A Cor do Brasil
Preconceitos e discriminações são produzidos social e historicamente e perpassam os diferentes âmbitos da vida coletiva.
Ninguém no Brasil se entende por racista, embora todos sejam cheios de preconceitos e, consequentemente, racistas em certo nível. Guimarães (2004, p. 20), referindo-se aos estudos realizados no Brasil nos anos 1950-1970 sobre a lenda da ‘democracia racial[1]’ que supostamente existia no Brasil, recorda-nos do que realmente existe no Brasil:
[…] o preconceito de cor, entre nós, seria um sintoma da incompletude da revolução burguesa e da sociedade de classes. Seria uma persistência do passado enquanto “negros” e “mulatos” seriam apenas “metamorfoses do escravo” (grifos nossos).
As populações afrodescendentes são exterminadas, os esfarrapados do mundo, esquecidos e ignorados porque não são considerados dignos de vida. Como recorda Mbembe (2011, p. 33) têm-se a mesma disposição de “atuar de forma cruel e imoderada [criando] o espetáculo de sofrimentos infligidos ao corpo do escravo”. Os afrodescendentes, a constante “metamorfose do escravo” dos processos inacabados da sociedade brasileira, sempre receberá o tratamento cruel do espancamento, estupro, morte e abandono, seja este literal, social, simbólico ou emocional. O banzo (depressão) não é o mal do século XXI, é fruto da ideologia da cor.

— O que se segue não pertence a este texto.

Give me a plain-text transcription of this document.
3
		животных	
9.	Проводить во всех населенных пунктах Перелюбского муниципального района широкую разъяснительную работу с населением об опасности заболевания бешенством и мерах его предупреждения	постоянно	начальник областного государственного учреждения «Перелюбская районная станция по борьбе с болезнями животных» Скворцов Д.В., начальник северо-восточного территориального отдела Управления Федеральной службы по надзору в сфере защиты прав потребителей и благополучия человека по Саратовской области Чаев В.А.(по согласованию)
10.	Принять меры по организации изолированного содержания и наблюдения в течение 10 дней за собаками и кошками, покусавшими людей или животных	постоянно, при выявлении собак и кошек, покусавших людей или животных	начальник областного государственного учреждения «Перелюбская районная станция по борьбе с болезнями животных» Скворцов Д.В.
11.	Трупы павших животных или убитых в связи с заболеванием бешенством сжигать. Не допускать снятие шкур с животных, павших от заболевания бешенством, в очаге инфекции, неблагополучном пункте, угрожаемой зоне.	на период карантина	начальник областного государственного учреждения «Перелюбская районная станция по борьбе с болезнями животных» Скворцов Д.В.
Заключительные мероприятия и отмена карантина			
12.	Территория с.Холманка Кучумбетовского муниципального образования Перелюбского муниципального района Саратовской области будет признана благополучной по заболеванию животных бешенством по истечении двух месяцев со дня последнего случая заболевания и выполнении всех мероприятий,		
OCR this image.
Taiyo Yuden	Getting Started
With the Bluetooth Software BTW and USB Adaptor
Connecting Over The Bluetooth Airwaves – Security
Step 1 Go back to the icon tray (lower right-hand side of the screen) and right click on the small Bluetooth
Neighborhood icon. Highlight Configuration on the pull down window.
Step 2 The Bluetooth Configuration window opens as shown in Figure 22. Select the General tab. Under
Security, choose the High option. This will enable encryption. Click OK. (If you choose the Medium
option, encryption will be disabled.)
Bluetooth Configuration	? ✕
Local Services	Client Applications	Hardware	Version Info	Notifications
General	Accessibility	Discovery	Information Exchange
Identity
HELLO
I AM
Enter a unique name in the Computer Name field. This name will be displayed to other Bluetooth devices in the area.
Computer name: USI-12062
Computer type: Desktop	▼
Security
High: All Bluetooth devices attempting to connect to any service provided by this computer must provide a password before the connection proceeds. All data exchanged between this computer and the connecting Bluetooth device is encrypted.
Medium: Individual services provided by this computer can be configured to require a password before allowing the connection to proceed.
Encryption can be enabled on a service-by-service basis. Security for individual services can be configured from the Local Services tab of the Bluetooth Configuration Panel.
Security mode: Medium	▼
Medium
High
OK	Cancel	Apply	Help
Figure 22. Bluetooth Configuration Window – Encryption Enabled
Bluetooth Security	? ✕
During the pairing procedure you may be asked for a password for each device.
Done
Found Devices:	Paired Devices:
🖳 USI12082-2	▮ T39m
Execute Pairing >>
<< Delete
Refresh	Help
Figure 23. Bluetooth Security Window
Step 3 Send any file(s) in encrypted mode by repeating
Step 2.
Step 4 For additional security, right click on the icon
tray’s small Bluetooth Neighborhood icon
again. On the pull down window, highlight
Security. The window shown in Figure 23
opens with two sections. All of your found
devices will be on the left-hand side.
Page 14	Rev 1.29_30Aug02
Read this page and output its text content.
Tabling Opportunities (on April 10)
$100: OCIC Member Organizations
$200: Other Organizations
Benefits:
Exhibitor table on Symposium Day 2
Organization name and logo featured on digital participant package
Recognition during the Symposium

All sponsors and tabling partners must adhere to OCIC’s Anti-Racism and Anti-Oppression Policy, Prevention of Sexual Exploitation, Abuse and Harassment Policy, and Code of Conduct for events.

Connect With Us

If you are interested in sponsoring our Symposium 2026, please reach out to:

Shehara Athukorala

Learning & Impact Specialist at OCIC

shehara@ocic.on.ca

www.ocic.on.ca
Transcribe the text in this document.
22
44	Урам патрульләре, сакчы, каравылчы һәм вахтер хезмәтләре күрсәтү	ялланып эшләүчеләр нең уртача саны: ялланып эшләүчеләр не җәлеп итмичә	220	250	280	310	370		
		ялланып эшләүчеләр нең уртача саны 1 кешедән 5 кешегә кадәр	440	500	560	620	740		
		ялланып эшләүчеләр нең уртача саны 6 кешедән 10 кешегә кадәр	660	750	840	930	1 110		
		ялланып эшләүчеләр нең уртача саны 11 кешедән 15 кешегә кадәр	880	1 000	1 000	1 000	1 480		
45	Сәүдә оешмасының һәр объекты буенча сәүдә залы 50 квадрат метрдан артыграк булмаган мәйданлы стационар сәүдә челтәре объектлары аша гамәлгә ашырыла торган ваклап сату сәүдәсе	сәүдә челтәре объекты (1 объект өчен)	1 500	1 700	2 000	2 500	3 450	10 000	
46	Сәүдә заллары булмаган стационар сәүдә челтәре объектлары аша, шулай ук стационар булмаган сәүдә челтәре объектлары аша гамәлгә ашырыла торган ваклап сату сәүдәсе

E o que dizer das expressões??
- Prende esse cabelo!
- Coloca um prendedor para o nariz afinar
- Você é a babá?
- Pelo outro elevador.
- Está comendo a moreninha?
- Mão na cabeça, moleque!
- Preto favelado.
- Deixa eu tocar no seu cabelo?
- Como faz para lavar?
- Racismo é mimimi
- Morena da cor do pecado
- Deve ser quente na cama né?
- Cheiro forte
- Cabelo melecado de creme
- Na universidade?
- Cota é para preguiçoso
- Preta não é para casar
- Abre a bolsa!
- Você tem mestrado?
- Racismo é mimimi
- Por que vc não alisar seu cabelo?
- Vamos baixar esse volume.
- Liso vai te deixar mais delicada!
- Quem quer subir na vida, acorda cedo.
- Preta e mãe solteira. Puta.
- Com esse corpo podia ganhar dinheiro
- É metida! Só por que ocupa um cargo...
- Preto arrumado metido
- Mexe essas cadeiras!
- Rebola até o chão no samba, né?
- Racismo é mimimi
- Negra linda
- Negro lindo
- Porque vocês usam esse turbante? Alguma ocasião temática?
- Macumbeira!
- Segurança!!!
- Raspa esse cabelo
- Miss Banana
- Macaco!
- Macaca!
- É só nome de bicho!
- Tenho até um amigo preto
- Sou casado com uma preta
- Racismo é mimimi
Estou na metade do caminho...
Já estou morta! Os tiros de todo dia...
Não consigo chegar nos oitenta. Agonizando:
Racismo é mimimi. Racismo é mimimi...
80 vezes. Racismo é mimimi.
Assim se naturaliza a execução de corpos pretos: com 80 tiros!
[1] Alguns atribuem tal mito a Gilberto Freyre, escritor de Casa Grande & Senzala, contudo, não há em sua obra afirmação explícita sobre este tema. É mais provável que o uso político de sua obra, escrita em um momento em que se desejava ‘vender’ esta ideia do Brasil ao mundo, tenha originado tal conceito, não Freyre.